Sampailah kami disebuah tempat tujuan yang bisa aku katakan agak sedikit terpencil. Kursi tempat menunggu shinkansennya tertutup salju dan itu pertanda bahwa tak ada yang berhenti di sini sebelum kami.

Aku tak mengerti apa maksud si rambut pendek dan juga berperawakan pendek itu ke 'desa' ini, apa dia mau melakukan semacam show yang hanya bisa didengar oleh dirinya di sini? Tapi apapun itu, aku tetap mengekorinya. Ternyata memang protes sebelum melihat apa yang ada di 'desa' ini bukan pilihan terbaik yang harus aku lakukan. Karena saat ini aku melihat pemandangan yang sangat indah, sebuah danau yang beku di kelilingi pepohonan yang ditutupi salju, seperti arena ice skating, tapi yang ini lebih indah dari apa yang ada di Tokyo. Wanita itu seperti tidak terganggu dengan kehadiranku, terlihat dari sikapnya yang masih setia melangkah menyusuri daerah itu sambil mendengarkan ipod nya.

Tibalah kami di sebuah rumah besar atau yang lebih pantas di sebut panti asuhan, karena itu yang tertulis di plangnya. Sesaat sebelum wanita itu mengetuk pintu, sebuah bola salju mendarat kasar di kepalaku. Sontak aku memandang sosok yang sudah berani mengotori rambut hitam pendekku.

"Rukia nee san," anak lelaki yang boleh kutebak masih berumur 12 tahun itu berambut jingga. Dia dengan sangat senang memeluk 'Rukia'. Ternyata nama wanita ini Rukia? Nama yang bagus.

"Apa yang kamu lakukan di luar sini Ichigo. Suhunya dingin, nanti kamu bisa sakit,"

"Aku bosan di dalam kamar terus. Rukia nee sih, lama sekali datangnya? Padahal sudah aku tunggu-tunggu,"

"Maaf ya Ichigo, tadi ada beberapa urusan yang harus nee san selesaikan,"

Dia tersenyum ramah sambil membelai lembut rambut jabrik bocah itu. Senyum yang mampu membuatku terpana, seperti senyum ibu? Sepertinya aku pernah melihat ekspresi ini sebelumnya.

"Siapa laki-laki ini Rukia nee?"

Si bocah menunjukku yang sedang berpikir dalam.

"Dia temanku, bagaimana kalau kita bicara di dalam saja?"

"Hei Rukia, syukurlah kamu sudah datang, anak-anak rindu sekali padamu. Ayo silakan masuk,"

Seorang wanita dewasa berkepang membuka pintu dan menyambut kami dengan senyum lembut khas seorang ibu. Dia melirik kearahku, "Wah, tumben Rukia membawa tamu ke sini, apa dia pacarmu?"

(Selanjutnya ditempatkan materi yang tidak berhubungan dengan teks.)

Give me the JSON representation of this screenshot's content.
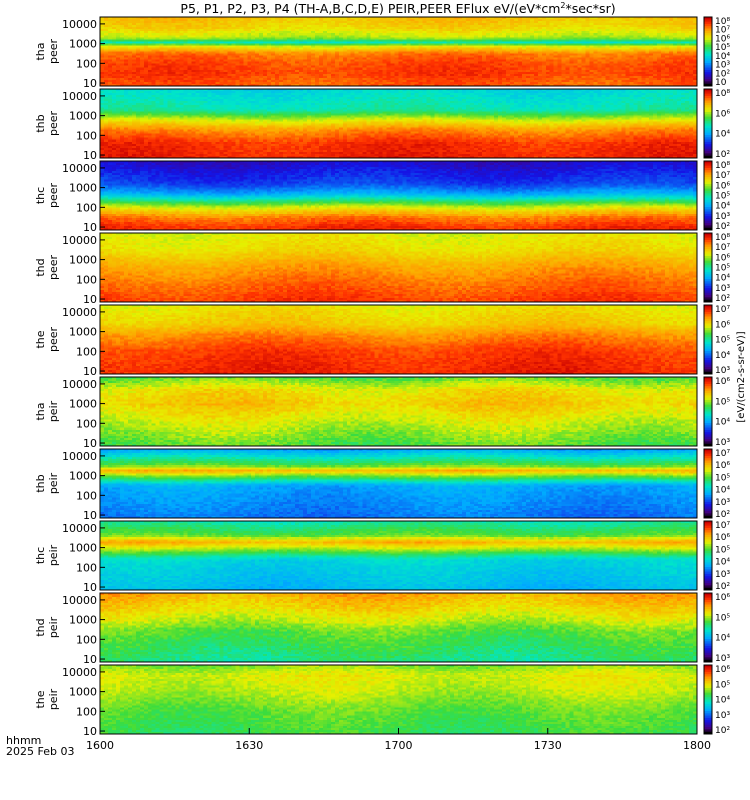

Si 'Rukia' hanya bersikap tenang lalu menggelengkan kepalanya sambil tersenyum. Dia memang hebat, biasanya gadis yang diduga sebagai pacarku akan kelabakan dan malu-malu, tapi dia tidak.

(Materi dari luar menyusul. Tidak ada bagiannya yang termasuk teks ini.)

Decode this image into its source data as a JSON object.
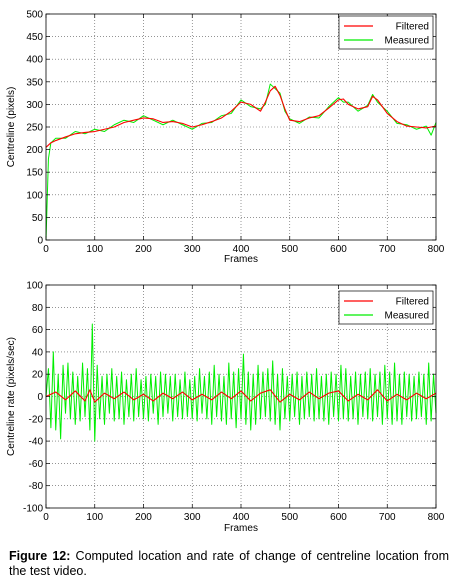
{
  "chart_data": [
    {
      "type": "line",
      "xlabel": "Frames",
      "ylabel": "Centreline (pixels)",
      "xlim": [
        0,
        800
      ],
      "ylim": [
        0,
        500
      ],
      "x_ticks": [
        0,
        100,
        200,
        300,
        400,
        500,
        600,
        700,
        800
      ],
      "y_ticks": [
        0,
        50,
        100,
        150,
        200,
        250,
        300,
        350,
        400,
        450,
        500
      ],
      "grid": true,
      "legend": "top-right",
      "series": [
        {
          "name": "Filtered",
          "color": "#ff0000",
          "x": [
            0,
            5,
            10,
            20,
            40,
            60,
            80,
            100,
            120,
            140,
            160,
            180,
            200,
            220,
            240,
            260,
            280,
            300,
            320,
            340,
            360,
            380,
            400,
            420,
            440,
            450,
            460,
            470,
            480,
            490,
            500,
            520,
            540,
            560,
            580,
            600,
            610,
            620,
            640,
            660,
            670,
            680,
            700,
            720,
            740,
            760,
            780,
            790,
            800
          ],
          "values": [
            205,
            210,
            215,
            220,
            228,
            235,
            238,
            240,
            245,
            250,
            260,
            265,
            270,
            268,
            260,
            262,
            258,
            250,
            255,
            262,
            270,
            285,
            305,
            300,
            285,
            305,
            330,
            340,
            320,
            290,
            265,
            262,
            270,
            275,
            292,
            310,
            312,
            300,
            290,
            295,
            318,
            310,
            280,
            262,
            252,
            250,
            248,
            250,
            252
          ]
        },
        {
          "name": "Measured",
          "color": "#00ee00",
          "x": [
            0,
            5,
            10,
            20,
            40,
            60,
            80,
            100,
            120,
            140,
            160,
            180,
            200,
            220,
            240,
            260,
            280,
            300,
            320,
            340,
            360,
            380,
            400,
            420,
            440,
            450,
            460,
            470,
            480,
            490,
            500,
            520,
            540,
            560,
            580,
            600,
            610,
            620,
            640,
            660,
            670,
            680,
            700,
            720,
            740,
            760,
            780,
            790,
            800
          ],
          "values": [
            0,
            180,
            215,
            225,
            225,
            240,
            235,
            245,
            240,
            255,
            265,
            260,
            275,
            265,
            255,
            265,
            255,
            245,
            258,
            260,
            275,
            280,
            310,
            295,
            290,
            300,
            345,
            335,
            325,
            285,
            268,
            258,
            272,
            270,
            295,
            315,
            305,
            305,
            285,
            298,
            322,
            305,
            285,
            258,
            255,
            245,
            252,
            232,
            260
          ]
        }
      ]
    },
    {
      "type": "line",
      "xlabel": "Frames",
      "ylabel": "Centreline rate (pixels/sec)",
      "xlim": [
        0,
        800
      ],
      "ylim": [
        -100,
        100
      ],
      "x_ticks": [
        0,
        100,
        200,
        300,
        400,
        500,
        600,
        700,
        800
      ],
      "y_ticks": [
        -100,
        -80,
        -60,
        -40,
        -20,
        0,
        20,
        40,
        60,
        80,
        100
      ],
      "grid": true,
      "legend": "top-right",
      "series": [
        {
          "name": "Filtered",
          "color": "#ff0000",
          "x": [
            0,
            20,
            40,
            60,
            80,
            90,
            100,
            120,
            140,
            160,
            180,
            200,
            220,
            240,
            260,
            280,
            300,
            320,
            340,
            360,
            380,
            400,
            420,
            440,
            460,
            480,
            500,
            520,
            540,
            560,
            580,
            600,
            620,
            640,
            660,
            680,
            700,
            720,
            740,
            760,
            780,
            800
          ],
          "values": [
            0,
            4,
            -3,
            5,
            -4,
            6,
            -5,
            3,
            -2,
            4,
            -3,
            2,
            -4,
            3,
            -2,
            4,
            -3,
            2,
            -3,
            4,
            -2,
            5,
            -4,
            3,
            6,
            -5,
            2,
            -3,
            4,
            -2,
            3,
            5,
            -4,
            2,
            -3,
            6,
            -4,
            2,
            -3,
            3,
            -2,
            3
          ]
        },
        {
          "name": "Measured",
          "color": "#00ee00",
          "x": [
            0,
            5,
            10,
            15,
            20,
            25,
            30,
            35,
            40,
            45,
            50,
            55,
            60,
            65,
            70,
            75,
            80,
            85,
            90,
            95,
            100,
            105,
            110,
            115,
            120,
            125,
            130,
            135,
            140,
            145,
            150,
            155,
            160,
            165,
            170,
            175,
            180,
            185,
            190,
            195,
            200,
            205,
            210,
            215,
            220,
            225,
            230,
            235,
            240,
            245,
            250,
            255,
            260,
            265,
            270,
            275,
            280,
            285,
            290,
            295,
            300,
            305,
            310,
            315,
            320,
            325,
            330,
            335,
            340,
            345,
            350,
            355,
            360,
            365,
            370,
            375,
            380,
            385,
            390,
            395,
            400,
            405,
            410,
            415,
            420,
            425,
            430,
            435,
            440,
            445,
            450,
            455,
            460,
            465,
            470,
            475,
            480,
            485,
            490,
            495,
            500,
            505,
            510,
            515,
            520,
            525,
            530,
            535,
            540,
            545,
            550,
            555,
            560,
            565,
            570,
            575,
            580,
            585,
            590,
            595,
            600,
            605,
            610,
            615,
            620,
            625,
            630,
            635,
            640,
            645,
            650,
            655,
            660,
            665,
            670,
            675,
            680,
            685,
            690,
            695,
            700,
            705,
            710,
            715,
            720,
            725,
            730,
            735,
            740,
            745,
            750,
            755,
            760,
            765,
            770,
            775,
            780,
            785,
            790,
            795,
            800
          ],
          "values": [
            0,
            25,
            -28,
            40,
            -30,
            20,
            -38,
            28,
            -15,
            30,
            -20,
            22,
            -25,
            18,
            -22,
            30,
            -18,
            25,
            -30,
            65,
            -40,
            28,
            -20,
            18,
            -25,
            20,
            -15,
            25,
            -22,
            18,
            -20,
            22,
            -25,
            15,
            -18,
            20,
            -22,
            25,
            -18,
            15,
            -20,
            18,
            -22,
            20,
            -15,
            18,
            -25,
            22,
            -18,
            20,
            -15,
            18,
            -22,
            20,
            -18,
            15,
            -20,
            22,
            -18,
            15,
            -20,
            18,
            -22,
            25,
            -15,
            18,
            -20,
            22,
            -25,
            28,
            -18,
            20,
            -22,
            18,
            -25,
            30,
            -20,
            22,
            -28,
            25,
            -20,
            38,
            -25,
            22,
            -30,
            20,
            -25,
            28,
            -20,
            22,
            -18,
            25,
            -22,
            32,
            -25,
            20,
            -30,
            25,
            -20,
            18,
            -22,
            20,
            -18,
            22,
            -25,
            18,
            -20,
            22,
            -18,
            20,
            -22,
            25,
            -20,
            18,
            -22,
            20,
            -25,
            22,
            -18,
            20,
            -22,
            28,
            -20,
            25,
            -22,
            18,
            -20,
            22,
            -25,
            20,
            -18,
            22,
            -20,
            25,
            -22,
            20,
            -18,
            22,
            -25,
            28,
            -20,
            22,
            -25,
            30,
            -22,
            20,
            -25,
            22,
            -18,
            20,
            -22,
            18,
            -20,
            22,
            -18,
            20,
            -25,
            30,
            -22,
            20,
            -15
          ]
        }
      ]
    }
  ],
  "caption": {
    "label": "Figure 12:",
    "text": " Computed location and rate of change of centreline location from the test video."
  }
}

"Wah, benarkah? Sayang sekali, padahal dia tampan. Ayo silakan masuk…?"

Rautnya mengatakan ingin tahu siapa namaku.

"Byakuya"

"Nama yang bagus. Aku Unohana, pengurus panti asuhan ini,"

"Aku Ichigo," bocah yang boleh kusebut berkepala jingga itu pun tak mau kalah memperkenalkan dirinya padaku. Aku menjabat tangannya. Dari pandanganku, bisa kulihat tatapannya yang sedang mengklaimku sebagai 'musuhnya'?

"Biar aku bawakan.."

"Sini Rukia nee, biar kubawakan gitarnya. Pasti kakak lelah menempuh perjalanan ke sini sambil membawa barang seberat ini. Apa tidak ada orang yang mambantu nee san untuk membawanya?"

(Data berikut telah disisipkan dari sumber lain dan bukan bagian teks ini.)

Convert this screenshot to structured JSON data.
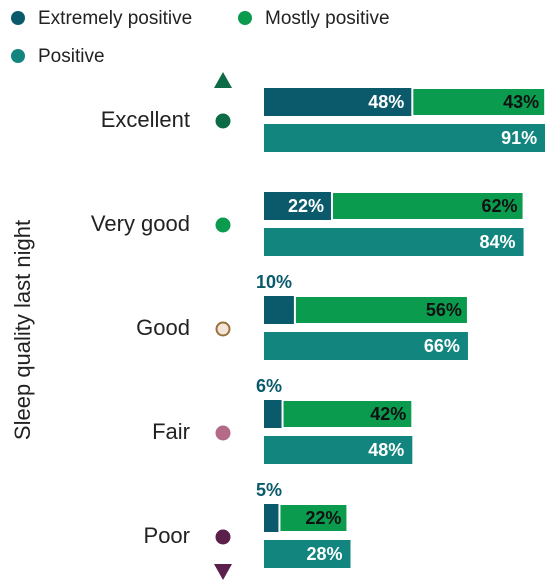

Dia mengerling cemooh padaku. Tunggu dulu, aku dicemoohkan oleh bocah ini? Sekarang aku terlihat seperti pria yang tidak ada rasa kasihan melihat seorang gadis mengangkut sebuah tas gitar yang hampir sama besar dengan badannya. Oh great, that is what I've done.

"Ichigo, biar kakak saja yang membawakannya. Itu pasti berat,"

Aku memasang senyuman ramahku kembali, berharap si kecil Ichigo dapat berteman baik denganku.

"Jangan meremehkanku Byakuya, aku bisa membawa ini. Jangan kira karena aku masih kecil sehingga kau bisa memperlakukanku seperti anak kecil lainnya. Aku takkan kalah darimu dalam merebut perhatian kak Rukia, walaupun kau lebih tua dariku."

Bocah tengik itu berlalu meninggalkanku yang tercenung dengan ucapannya. Apa? Merebut perhatian Rukia? Kenapa dengan bocah itu? Dan perlu dicatat, dia hanya memanggilku 'Byakuya' tanpa embel-embel kehormatan. Aha, tentu saja si bocah sedang jatuh cinta dengan nee sannya. Tapi karena dia masih dianggap bocah, dia akan menganggap laki-laki remaja sepertinya sebagai rival. Lucu sekali.

"Kau kenapa? Tolong hentikan senyum-senyum tak jelasmu itu, karena itu cukup aneh"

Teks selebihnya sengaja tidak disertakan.